Analysis of data from multiple farms and years is highlighting agronomic trends and providing farmers with information that could boost their production efficiency as they face up to a reduction in support payments.
The latest results for harvest 2017 show the average winter wheat yield for ProCam 4Cast growers is 9.2t/ha, 0.9t/ha above the Defra average, with the top 25 per cent of these growers achieving 10.4t/ha, according to ProCam managing director John Bianchi.
“By increasing efficiency of production, farmers can offset some of the harmful reductions in support payments. The main prerequisite for improvement is attention to detail in every decision. Timing of all operations is important – the day you drill is the most important day of all.”
The data showed that oilseed rape had the best gross margin in 2017, one of few crops that were achieving profitability without support payments. However, some growers reported that yields seemed lower after spring barley, a fact backed up by ProCam 4Cast data, says ProCam’s Mike Thornton.
“The best yield was following winter barley and the poorest following spring barley. Winter barley comes off in July allowing for more breakdown of trash and not the lock up of N there may be with spring barley. Also, with spring barley, if sulphonylurea is going on later a bit more of a residue build-up in soil could also impact on the following OSR crop.
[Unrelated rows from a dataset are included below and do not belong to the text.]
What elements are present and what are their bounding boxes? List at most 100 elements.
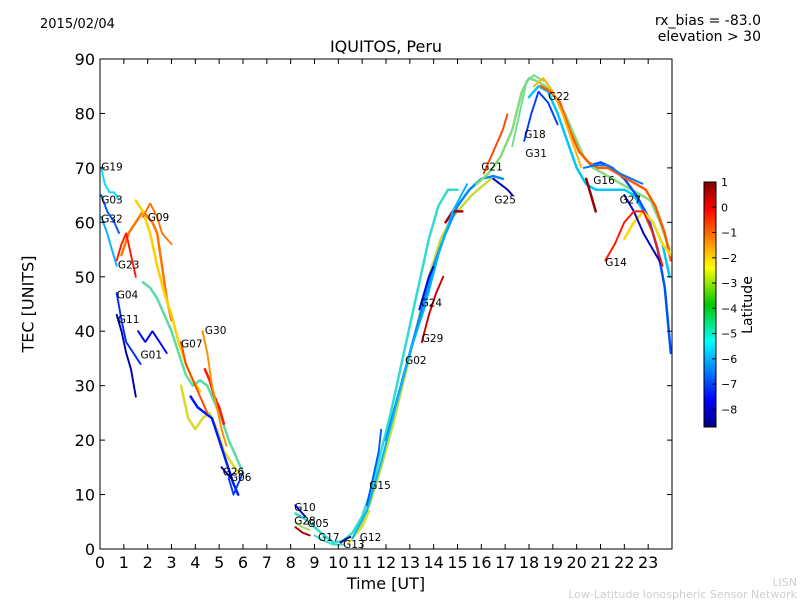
- x-tick-label: 8: [286, 553, 296, 572]
- tec-curve-4: [189, 395, 240, 496]
- rx-bias-label: rx_bias = -83.0: [654, 13, 761, 29]
- elevation-label: elevation > 30: [657, 29, 761, 45]
- satellite-label-g11: G11: [118, 314, 139, 326]
- org-long-label: Low-Latitude Ionospheric Sensor Network: [568, 588, 797, 601]
- tec-curve-10: [475, 76, 671, 251]
- track-g23: [115, 232, 137, 278]
- x-tick-label: 12: [376, 553, 396, 572]
- y-tick-label: 90: [75, 50, 95, 69]
- x-tick-label: 21: [590, 553, 610, 572]
- x-tick-label: 18: [519, 553, 539, 572]
- satellite-label-g09: G09: [148, 212, 170, 224]
- y-tick-label: 70: [75, 159, 95, 178]
- tec-curve-15: [623, 210, 672, 257]
- y-tick-label: 80: [75, 104, 95, 123]
- track-g09: [141, 202, 173, 246]
- track-g12: [346, 509, 371, 545]
- track-g31: [523, 90, 559, 142]
- track-g05: [294, 526, 311, 537]
- track-g27: [623, 194, 664, 267]
- date-label: 2015/02/04: [40, 17, 115, 32]
- satellite-label-g02: G02: [405, 355, 427, 367]
- org-short-label: LISN: [772, 576, 797, 589]
- satellite-label-g13: G13: [343, 539, 365, 551]
- satellite-label-g05: G05: [307, 518, 329, 530]
- y-tick-label: 10: [75, 486, 95, 505]
- x-tick-label: 6: [238, 553, 248, 572]
- track-g10: [294, 504, 306, 518]
- track-g24: [418, 264, 435, 311]
- satellite-label-g26: G26: [223, 467, 245, 479]
- x-tick-label: 17: [495, 553, 515, 572]
- track-g18: [511, 74, 545, 148]
- y-tick-label: 60: [75, 213, 95, 232]
- x-tick-label: 2: [143, 553, 153, 572]
- satellite-label-g29: G29: [422, 333, 444, 345]
- x-tick-label: 3: [166, 553, 176, 572]
- tec-curve-13: [539, 84, 672, 262]
- x-tick-label: 0: [95, 553, 105, 572]
- satellite-label-g24: G24: [421, 298, 443, 310]
- satellite-label-g19: G19: [101, 162, 123, 174]
- x-tick-label: 19: [543, 553, 563, 572]
- satellite-label-g27: G27: [620, 194, 642, 206]
- satellite-label-g22: G22: [548, 91, 570, 103]
- x-tick-label: 11: [352, 553, 372, 572]
- plot-frame: [99, 58, 673, 550]
- x-tick-label: 7: [262, 553, 272, 572]
- satellite-label-g18: G18: [524, 129, 546, 141]
- colorbar-tick-label: −6: [721, 353, 737, 366]
- satellite-label-g03: G03: [101, 194, 123, 206]
- x-tick-label: 15: [447, 553, 467, 572]
- colorbar-tick-label: 0: [721, 201, 728, 214]
- track-g21: [482, 112, 509, 175]
- y-tick-label: 20: [75, 431, 95, 450]
- satellite-label-g07: G07: [181, 339, 203, 351]
- x-tick-label: 16: [471, 553, 491, 572]
- track-g30: [201, 330, 228, 447]
- satellite-label-g16: G16: [593, 175, 615, 187]
- satellite-label-g10: G10: [294, 502, 316, 514]
- satellite-label-g17: G17: [318, 532, 340, 544]
- y-tick-label: 50: [75, 268, 95, 287]
- colorbar-tick-label: −7: [721, 378, 737, 391]
- colorbar-tick-label: −8: [721, 403, 737, 416]
- x-axis-ticks: 0 1 2 3 4 5 6 7 8 9 10 11 12 13 14 15 16 17 18 19 20 21 22 23: [95, 59, 658, 572]
- x-tick-label: 13: [400, 553, 420, 572]
- satellite-label-g21: G21: [481, 162, 503, 174]
- tec-curve-6: [294, 188, 459, 544]
- satellite-label-g32: G32: [101, 213, 123, 225]
- track-g13: [339, 536, 352, 544]
- y-tick-label: 0: [85, 540, 95, 559]
- track-g25: [492, 177, 514, 197]
- track-g22: [532, 77, 583, 169]
- track-g02: [351, 183, 468, 540]
- y-axis-ticks: 0 10 20 30 40 50 60 70 80 90: [75, 50, 672, 559]
- colorbar-tick-label: −3: [721, 277, 737, 290]
- x-tick-label: 22: [614, 553, 634, 572]
- track-g04: [115, 292, 142, 365]
- colorbar-tick-label: −5: [721, 328, 737, 341]
- satellite-label-g23: G23: [118, 260, 139, 272]
- track-g07: [180, 341, 209, 414]
- colorbar-ticks: 1 0 −1 −2 −3 −4 −5 −6 −7 −8: [712, 176, 737, 416]
- satellite-label-g15: G15: [369, 480, 391, 492]
- x-tick-label: 14: [423, 553, 443, 572]
- track-g28: [294, 520, 311, 531]
- x-tick-label: 9: [309, 553, 319, 572]
- track-g16: [582, 164, 645, 186]
- satellite-label-g30: G30: [205, 325, 227, 337]
- track-g14: [604, 210, 664, 267]
- x-tick-label: 20: [566, 553, 586, 572]
- tec-curve-12: [589, 161, 672, 355]
- colorbar: [703, 181, 717, 428]
- track-g32: [100, 215, 118, 267]
- colorbar-tick-label: −1: [721, 227, 737, 240]
- chart-title: IQUITOS, Peru: [329, 37, 443, 56]
- track-g26: [220, 466, 233, 480]
- colorbar-tick-label: −4: [721, 302, 737, 315]
- x-tick-label: 10: [328, 553, 348, 572]
- track-g19: [100, 166, 121, 202]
One option could be to grow a Clearfield variety which has tolerance to SU herbicides.
“If you have a slightly later drilling date for rape, look at anything that can help chlorophyll work more efficiently, for example, DAP,” adds Mr Thornton.
ProCam’s Nick Myers expects that although spring cropping remains a popular strategy for black-grass control, after difficulties getting crops in this spring, growers are likely to carry on drilling in the autumn if conditions are favourable. “Spring cropping has probably peaked and there may be some reversion back to winter cropping,” he predicts.
For growers drilling in autumn, ProCam 4Cast data has highlighted that while average drilling date has shifted from October 2 to October 12 between the harvests of 2011 and 2017, yield has not declined. Mr Myers says: “The thinking is that any yield penalty from later drilling is offset by crops containing less black-grass.
“Also, there may be scope for more growers to drill later. While the peak drilling date for the majority of growers was early October, the peak for growers in the top 25 per cent for winter wheat gross margin was after mid-October.”
Soil temperatures tend to be lower with later drilling which can help improve herbicide efficacy, says Mr Thornton. “There is slower degradation of the herbicide and soil should have a higher moisture content which will enable the herbicide to work better.”
However, it is important to consider factors such as seedbed, seed rate and variety when drilling later, he says. “With later drilling, you need to prepare a good seedbed to get the crop established quickly. You also need a wheat variety that can compensate for later drilling through tillering, or is flexible with regard to drilling date.”
With more black-grass issues reported this season than last, Mr Myers said this was likely to be because a particularly dry spring last year meant survivors did not flourish whereas this year a wetter spring favoured them.